Corb’s jaw seemed to lock shut after that, and he didn’t utter another word. Maybe Eammon outranked him in this company? That seemed plausible given not only their age difference—Corb was easily thirty years Eammon’s junior—but the way that Eammon led the group along.
They took me to the east side of the graveyard where there were conspicuously fewer graves. The big trees hung heavy with Spanish moss that blew in the breeze, floating back and forth, adding to the overall creepy feeling of hanging out in a graveyard after dark.
We stopped in front of a fence surrounding a single oversized grave, and for a minute I thought maybe we were there to admire the elaborate gravestone. “Stunning” was the word that came to mind.

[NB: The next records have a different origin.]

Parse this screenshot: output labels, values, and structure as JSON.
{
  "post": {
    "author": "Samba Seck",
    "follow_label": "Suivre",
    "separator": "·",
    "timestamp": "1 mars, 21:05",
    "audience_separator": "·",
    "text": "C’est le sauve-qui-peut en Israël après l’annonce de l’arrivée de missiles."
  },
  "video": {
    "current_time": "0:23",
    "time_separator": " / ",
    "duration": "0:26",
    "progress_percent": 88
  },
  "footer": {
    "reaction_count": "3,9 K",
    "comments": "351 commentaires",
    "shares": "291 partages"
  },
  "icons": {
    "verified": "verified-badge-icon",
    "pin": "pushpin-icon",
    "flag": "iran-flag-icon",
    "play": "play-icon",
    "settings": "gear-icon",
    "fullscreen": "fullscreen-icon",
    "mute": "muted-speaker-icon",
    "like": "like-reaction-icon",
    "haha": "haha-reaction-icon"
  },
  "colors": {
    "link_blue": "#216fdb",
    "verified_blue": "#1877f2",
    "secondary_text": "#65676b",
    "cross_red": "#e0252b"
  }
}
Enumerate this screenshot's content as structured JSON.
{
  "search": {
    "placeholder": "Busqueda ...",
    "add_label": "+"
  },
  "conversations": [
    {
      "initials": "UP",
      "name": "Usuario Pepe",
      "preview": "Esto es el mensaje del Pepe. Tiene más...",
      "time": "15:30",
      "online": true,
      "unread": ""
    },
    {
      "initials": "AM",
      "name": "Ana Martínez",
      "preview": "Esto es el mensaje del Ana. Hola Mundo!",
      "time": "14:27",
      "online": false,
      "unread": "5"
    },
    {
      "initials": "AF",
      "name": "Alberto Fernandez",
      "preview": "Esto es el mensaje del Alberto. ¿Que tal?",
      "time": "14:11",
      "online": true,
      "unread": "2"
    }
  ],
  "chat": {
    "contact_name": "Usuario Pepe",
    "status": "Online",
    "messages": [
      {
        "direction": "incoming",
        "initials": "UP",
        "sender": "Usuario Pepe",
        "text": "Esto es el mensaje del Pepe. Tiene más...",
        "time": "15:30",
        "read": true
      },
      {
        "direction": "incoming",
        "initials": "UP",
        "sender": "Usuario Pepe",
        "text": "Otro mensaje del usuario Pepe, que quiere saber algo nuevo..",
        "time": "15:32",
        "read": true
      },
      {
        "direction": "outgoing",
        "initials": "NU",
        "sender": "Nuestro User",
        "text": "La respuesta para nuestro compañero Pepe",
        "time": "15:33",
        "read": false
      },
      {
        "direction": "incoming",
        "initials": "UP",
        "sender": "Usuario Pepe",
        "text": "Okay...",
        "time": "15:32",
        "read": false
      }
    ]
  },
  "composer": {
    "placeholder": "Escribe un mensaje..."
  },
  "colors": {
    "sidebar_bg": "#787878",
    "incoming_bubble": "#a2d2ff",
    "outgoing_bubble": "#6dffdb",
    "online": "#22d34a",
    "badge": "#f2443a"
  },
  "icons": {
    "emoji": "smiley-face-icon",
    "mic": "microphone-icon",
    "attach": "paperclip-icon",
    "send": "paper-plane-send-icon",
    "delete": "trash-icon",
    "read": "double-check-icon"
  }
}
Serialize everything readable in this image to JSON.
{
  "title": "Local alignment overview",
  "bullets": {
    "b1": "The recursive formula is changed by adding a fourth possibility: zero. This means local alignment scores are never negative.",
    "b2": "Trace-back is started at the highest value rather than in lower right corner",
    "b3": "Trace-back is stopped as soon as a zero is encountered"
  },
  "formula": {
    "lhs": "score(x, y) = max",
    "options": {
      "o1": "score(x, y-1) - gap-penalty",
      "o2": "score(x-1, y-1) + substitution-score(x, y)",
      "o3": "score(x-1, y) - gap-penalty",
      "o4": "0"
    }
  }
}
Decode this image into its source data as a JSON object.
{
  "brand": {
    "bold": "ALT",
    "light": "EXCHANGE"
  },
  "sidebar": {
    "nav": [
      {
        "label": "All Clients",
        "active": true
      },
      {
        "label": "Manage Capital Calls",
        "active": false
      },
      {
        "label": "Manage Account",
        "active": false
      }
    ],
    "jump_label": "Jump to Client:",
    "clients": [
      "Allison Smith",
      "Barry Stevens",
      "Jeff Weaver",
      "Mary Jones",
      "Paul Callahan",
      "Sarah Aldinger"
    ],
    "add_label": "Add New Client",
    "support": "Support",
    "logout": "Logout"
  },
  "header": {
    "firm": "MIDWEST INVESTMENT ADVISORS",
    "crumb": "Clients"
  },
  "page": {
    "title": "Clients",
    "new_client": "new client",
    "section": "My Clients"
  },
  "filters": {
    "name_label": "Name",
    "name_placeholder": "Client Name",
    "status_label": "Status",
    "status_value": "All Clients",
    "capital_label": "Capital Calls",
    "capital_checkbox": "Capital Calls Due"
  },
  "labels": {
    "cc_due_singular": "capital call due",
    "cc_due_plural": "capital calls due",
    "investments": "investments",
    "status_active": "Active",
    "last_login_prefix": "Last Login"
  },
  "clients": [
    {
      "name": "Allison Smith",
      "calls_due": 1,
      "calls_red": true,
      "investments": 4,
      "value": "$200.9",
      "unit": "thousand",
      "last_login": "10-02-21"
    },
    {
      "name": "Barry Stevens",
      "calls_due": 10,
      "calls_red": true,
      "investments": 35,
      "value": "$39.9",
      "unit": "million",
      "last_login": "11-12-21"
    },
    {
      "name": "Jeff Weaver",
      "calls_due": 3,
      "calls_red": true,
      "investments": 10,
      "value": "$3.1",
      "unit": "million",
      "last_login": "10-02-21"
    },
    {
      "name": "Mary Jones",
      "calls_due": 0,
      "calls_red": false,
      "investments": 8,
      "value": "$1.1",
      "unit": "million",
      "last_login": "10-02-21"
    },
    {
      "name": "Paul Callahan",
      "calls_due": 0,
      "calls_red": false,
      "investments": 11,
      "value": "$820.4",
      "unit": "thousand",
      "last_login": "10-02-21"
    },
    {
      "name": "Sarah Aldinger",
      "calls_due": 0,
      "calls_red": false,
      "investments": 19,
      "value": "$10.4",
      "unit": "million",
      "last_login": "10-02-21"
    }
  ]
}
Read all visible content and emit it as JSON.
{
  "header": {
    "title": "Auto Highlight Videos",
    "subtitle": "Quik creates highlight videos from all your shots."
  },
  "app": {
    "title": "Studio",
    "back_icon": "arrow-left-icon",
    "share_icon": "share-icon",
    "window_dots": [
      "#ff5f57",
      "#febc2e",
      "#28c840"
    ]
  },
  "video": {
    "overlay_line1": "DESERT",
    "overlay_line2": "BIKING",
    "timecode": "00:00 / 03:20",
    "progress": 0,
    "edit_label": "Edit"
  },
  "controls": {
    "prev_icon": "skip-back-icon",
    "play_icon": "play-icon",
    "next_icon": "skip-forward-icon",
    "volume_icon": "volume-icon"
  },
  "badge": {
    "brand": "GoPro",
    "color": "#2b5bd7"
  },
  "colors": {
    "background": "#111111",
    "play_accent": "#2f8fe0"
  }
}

The tomb was made of marble, if the gray and white veining were legit, and it was easily over six feet tall and wide, a perfect square with a human-sized weeping angel perched on the very top. One wing of the angel spread wide, showing every beautifully carved feather, and the other wing looked like it had been broken off. I squinted up at the statue. No, that wasn’t right, it had been made to look that way. The broken wing hung limply behind the angel, dragging past the back of the tomb.
In one hand, the angel held a spray of flowers, and in the other, a tiny flame curled up from the palm. I don’t mean a carved flame either. I mean a literal flame burned in the angel’s palm, flickering in the night, casting shadows across the angel.
The weather had dragged darkness down the lines of the eyes, streaking the face as though the angel were crying, and had been for a long time.
I found my feet taking me forward to read the name of the person buried here.
Lily. Carved lilies wrapped around her name and the scrolling words that said she’d died in 1879, at the age of eighteen, beloved daughter, may she find peace in death that she could not find in life.
I’d read the message softly to myself without realizing it.
The dark-skinned man held out his hand to me, palm up, pulling me out of my staring match with the stunning grave marker. “My name is Tomas; friends call me Tom.”